The Value of Harmony
When a family gets along, everyone gains from it. All the members of the family have mutual respect for each other, take care of their own responsibilities, and naturally enjoy spending time together and living in one household. When children's behavior is consistently appropriate, parents are more inclined to give them the things they desire. They will also enjoy their time together more than they would if the child had been misbehaving over and over.

Explain to your child the advantages of behaving, treating each other with respect, and being open about problems that arise. Describe how communication will help no matter how much they think they will get in trouble or feel embarrassed. Let them know you consider them your best friend and will help them through anything, no matter what it is. Your child will begin to realize that if they behave and communicate, life is happier.

Be Patient of Acceptance
Acquiring a new stepparent is a massive transition for a child. When new family members begin to enter the picture, a great amount of emotions and thoughts flow through them. Since many of these children do not know how to communicate these feelings clearly, they choose not to communicate at all. This unfortunate occurrence leads to a lengthy process of acceptance for the child.

As a stepparent, it is difficult to see your stepchild having trouble becoming comfortable with your presence as a parental figure. Patience is the key. Give your stepchild space to get to know you better and let them choose when the time is right to move closer. Forcing yourself into the child's life will only make them dislike your presence there. You will appear as an intruder.

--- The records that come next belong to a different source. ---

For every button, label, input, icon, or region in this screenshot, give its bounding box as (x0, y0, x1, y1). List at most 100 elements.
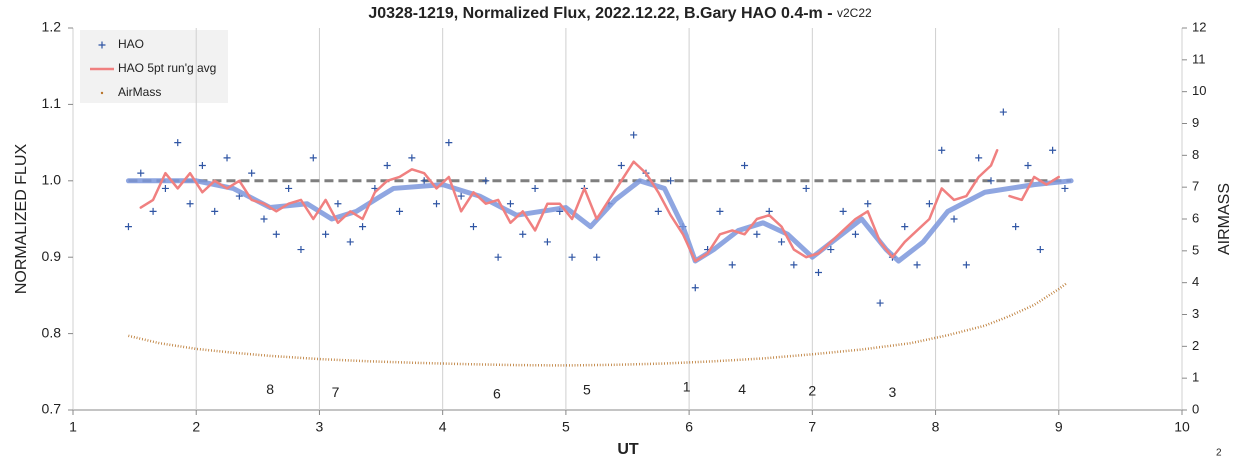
point (531, 184, 539, 192)
point (198, 162, 206, 170)
point (1024, 162, 1032, 170)
x-axis-label: UT (617, 441, 639, 458)
point (223, 154, 231, 162)
point (691, 284, 699, 292)
y2-tick-label: 7 (1192, 179, 1199, 194)
y2-tick-label: 1 (1192, 370, 1199, 385)
x-tick-label: 10 (1174, 419, 1190, 435)
point (1061, 184, 1069, 192)
y-tick-label: 0.8 (42, 324, 62, 340)
y2-tick-label: 10 (1192, 83, 1206, 98)
point (987, 177, 995, 185)
point (950, 215, 958, 223)
point (864, 200, 872, 208)
point (211, 207, 219, 215)
point (285, 184, 293, 192)
point (174, 139, 182, 147)
y-tick-label: 1.2 (42, 19, 62, 35)
point (753, 230, 761, 238)
point (975, 154, 983, 162)
x-tick-label: 1 (69, 419, 77, 435)
point (309, 154, 317, 162)
point (383, 162, 391, 170)
point (814, 268, 822, 276)
y-tick-label: 0.9 (42, 248, 62, 264)
x-tick-label: 5 (562, 419, 570, 435)
point (962, 261, 970, 269)
series-line (1008, 175, 1061, 202)
point (482, 177, 490, 185)
point (654, 207, 662, 215)
point (420, 177, 428, 185)
point (186, 200, 194, 208)
point (506, 200, 514, 208)
point (741, 162, 749, 170)
point (272, 230, 280, 238)
y2-tick-label: 8 (1192, 147, 1199, 162)
title-text: J0328-1219, Normalized Flux, 2022.12.22,… (368, 5, 837, 22)
point (728, 261, 736, 269)
y2-axis-label: AIRMASS (1216, 183, 1233, 255)
x-tick-label: 9 (1055, 419, 1063, 435)
version: v2C22 (837, 6, 872, 20)
y-axis-label: NORMALIZED FLUX (13, 144, 30, 295)
x-tick-label: 8 (932, 419, 940, 435)
annotation: 8 (266, 381, 274, 397)
point (359, 223, 367, 231)
point (519, 230, 527, 238)
annotation: 6 (493, 385, 501, 401)
series-line (128, 281, 1069, 367)
point (1036, 246, 1044, 254)
annotation: 3 (889, 384, 897, 400)
point (1012, 223, 1020, 231)
point (667, 177, 675, 185)
point (778, 238, 786, 246)
point (851, 230, 859, 238)
y-tick-label: 1.1 (42, 95, 62, 111)
point (716, 207, 724, 215)
page-number: 2 (1216, 448, 1222, 459)
x-tick-label: 4 (439, 419, 447, 435)
point (999, 108, 1007, 116)
point (839, 207, 847, 215)
legend-box (80, 30, 228, 103)
y2-tick-label: 0 (1192, 401, 1199, 416)
point (827, 246, 835, 254)
point (248, 169, 256, 177)
point (494, 253, 502, 261)
point (396, 207, 404, 215)
point (901, 223, 909, 231)
series-line (139, 148, 999, 263)
y2-tick-label: 12 (1192, 19, 1206, 34)
point (137, 169, 145, 177)
point (334, 200, 342, 208)
y2-tick-label: 6 (1192, 210, 1199, 225)
x-tick-label: 6 (685, 419, 693, 435)
x-tick-label: 3 (316, 419, 324, 435)
point (149, 207, 157, 215)
point (765, 207, 773, 215)
legend-label: HAO 5pt run'g avg (118, 61, 216, 75)
point (876, 299, 884, 307)
point (790, 261, 798, 269)
legend-symbol (98, 41, 106, 49)
point (346, 238, 354, 246)
point (124, 223, 132, 231)
point (161, 184, 169, 192)
y2-tick-label: 9 (1192, 115, 1199, 130)
y2-tick-label: 3 (1192, 306, 1199, 321)
point (322, 230, 330, 238)
legend-label: HAO (118, 37, 144, 51)
point (433, 200, 441, 208)
y2-tick-label: 2 (1192, 338, 1199, 353)
point (469, 223, 477, 231)
legend-symbol (100, 91, 104, 95)
point (617, 162, 625, 170)
point (802, 184, 810, 192)
point (938, 146, 946, 154)
x-tick-label: 7 (808, 419, 816, 435)
point (925, 200, 933, 208)
y-tick-label: 1.0 (42, 172, 62, 188)
point (913, 261, 921, 269)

Sit down with your stepchild or stepchildren and have a conversation about this process instead of presuming they are too simple to understand. Work together as a team to make things better. Ask them what they find appropriate and inappropriate. Find out if they feel uncomfortable with anything you have done in the past or do on a daily basis. You can learn from each other through this conversation and could actually increase the bond you are trying to improve in the first place. Given patience, communication, and time, a stepparent and stepchild can have a successful, healthy, and life-long relationship.

A major, inherent struggle within stepfamilies seems to be the fact that the children involved did not choose to put themselves in the situation. They are dealing with circumstances presented to them instead of created by them. In this case, the stepfamily members can often seem like intruders. This is why communication is so important. A lot of the problems in stepfamilies are due to misconceptions, so discuss problems and issues openly and respectfully.

If you can all agree to follow a set of rules, respect one another, and make significant efforts to strengthen the bonds amongst yourselves, you should have success in maintaining a happy and supportive family. Keep educating yourself and don't expect changes to occur right away and without significant effort. Love and patience will carry you a long way.